Welsh Police Used Fingerprints From A WhatsApp Photo To Nab A Drug Dealer


Some time ago, cybersecurity experts were warning that smartphone photographs were now of a high enough quality that criminals could potentially lift fingerprints from a peace sign and unlock a smartphone with them. Well, now the shoe is on the other foot (or more accurately: the glove is on the other hand) as police in South Wales have used a grainy WhatsApp photograph of a hand holding ecstasy tablets to successfully arrest a drug dealer.

With WhatsApp using end-to-end encryption, this wasn’t a case of intercepting a message – rather South Wales Police found the photograph on the phone of someone arrested in Bridgend. “It had a number of texts such as ‘what do you want to buy?’ on it,” Dave Thomas from the South Wales Police scientific support unit told the BBC.

“There was then the photograph of the hand holding pills that seemed like it was sent to potential customers saying ‘these are my wares, I’m selling these’. But he was not thinking it showed part of his hand and there was potentially a fingerprint.

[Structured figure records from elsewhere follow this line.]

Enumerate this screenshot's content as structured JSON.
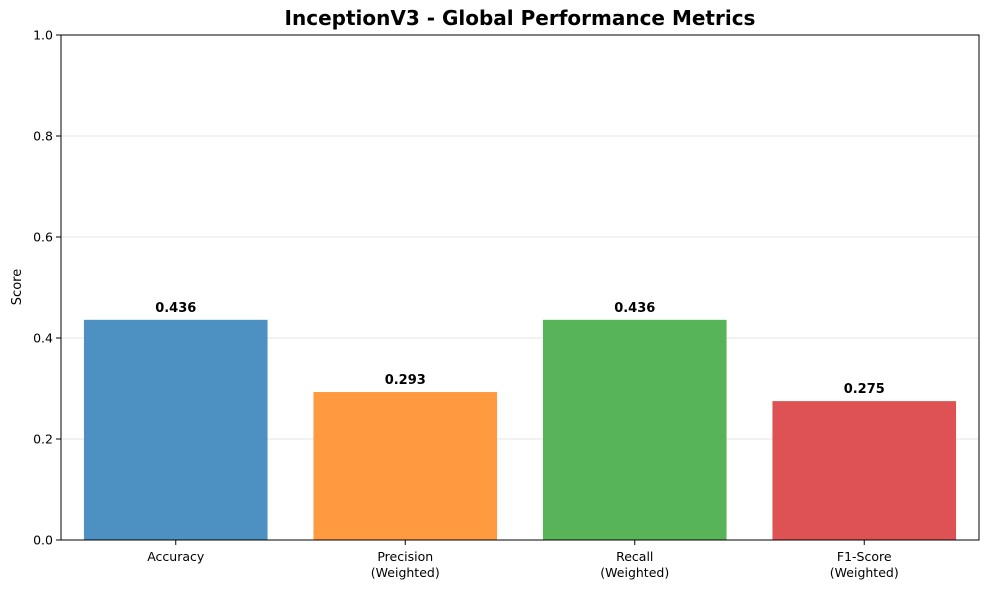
{
  "chart_data": {
    "type": "bar",
    "title": "InceptionV3 - Global Performance Metrics",
    "xlabel": "",
    "ylabel": "Score",
    "ylim": [
      0,
      1.0
    ],
    "yticks": [
      "0.0",
      "0.2",
      "0.4",
      "0.6",
      "0.8",
      "1.0"
    ],
    "grid": true,
    "categories": [
      [
        "Accuracy"
      ],
      [
        "Precision",
        "(Weighted)"
      ],
      [
        "Recall",
        "(Weighted)"
      ],
      [
        "F1-Score",
        "(Weighted)"
      ]
    ],
    "values": [
      0.436,
      0.293,
      0.436,
      0.275
    ],
    "value_labels": [
      "0.436",
      "0.293",
      "0.436",
      "0.275"
    ],
    "colors": [
      "#4c91c2",
      "#ff9a40",
      "#58b458",
      "#de5253"
    ]
  }
}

That doesn’t quite tell the full story – the picture in question on the BBC website is pretty low quality, and the top of the finger is covered, which is unfortunate, as that’s the part kept on national fingerprint databases. As such, there was no match, but there was enough corroborating evidence for the police to have a suspect in mind, and upon raiding the house and comparing again, they believe they have the right man: “While the scale and quality of the photograph proved a challenge, the small bits were enough to prove he was the dealer.”

Beyond reasonable doubt?


If that makes you feel a little uneasy, it’s with very good reason. Although we’re taught to believe that fingerprints are unique, we just don’t know that for sure. And while in this case the corroborating evidence proved decisive, that’s not entirely reassuring as a precedent for less clear-cut cases given that contextual bias has been shown to influence fingerprint examiners. Plus, as Gizmodo points out, a 2011 study found that even in perfect lab conditions, mistakes can be made: from 169 fingerprint examiners, 3% made a false positive and 85% made a false negative.

And to be clear, this case was far from perfect lab conditions: I’ve already linked to the photograph in question, but it’s worth having another look with the paragraph above freshly in mind.

Still, South Wales police is feeling flush with this victory, and Thomas is keen to see if further cases can be cracked in this manner: “It has now opened the floodgates and when there is part of a hand on a photograph, officers are sending them in.”

And that’s just the beginning. “We want to be in a position where there is a burglary at 20:30, we can scan evidence and by 20:45 be waiting at the offender’s front door and arrest them arriving home with the swag,” he added.

An important first step to that plan might involve not tipping off criminals by telling the UK’s most-read news site that you’re now looking at seized phones for photographs of fingerprints, of course. Gloves are a cheap and low-tech form of security, but they certainly do the job, as burglars have found for decades.


In a shocking development, the Welsh Police have revealed that they were able to use fingerprints obtained from a WhatsApp photo to apprehend a drug dealer. The police team used advanced fingerprint recognition software to match the fingerprints from the photo with their records.

The fingerprints in question were discovered after the police intercepted a WhatsApp message that contained an image of the suspect in a vehicle. The message also contained the name of the suspect and other identifying information.

When the fingerprints were uploaded to the police database, the system immediately recognized the suspect as a wanted person. The Welsh Police took swift action by tracing the suspect’s location and apprehending him.

The successful apprehension of the drug dealer is a testament to the effectiveness of advanced technology in combating crime. It also serves as a reminder of the importance of digital privacy and security for all users of WhatsApp and other social media platforms.

While it may be unsettling to know that the fingerprints of individuals who are not known criminals could potentially be obtained from innocuous social media interactions, it is important to remember that the use of advanced fingerprint recognition software can significantly contribute to the apprehension of dangerous criminals.

It remains to be seen whether similar incidents will occur in the future as more criminals utilize social media platforms for communication. The Welsh Police, however, are taking steps to ensure that their use of cutting-edge technology remains effective in apprehending dangerous criminals.

In conclusion, the story of the Welsh Police using fingerprints from a WhatsApp photo to nab a drug dealer serves as a cautionary tale about the importance of digital privacy and security. It also highlights the potential benefits of advanced technology in combating crime.

Avatar Of Himani


RELATED Articles

Leave a Comment

This site uses Akismet to reduce spam. Learn how your comment data is processed.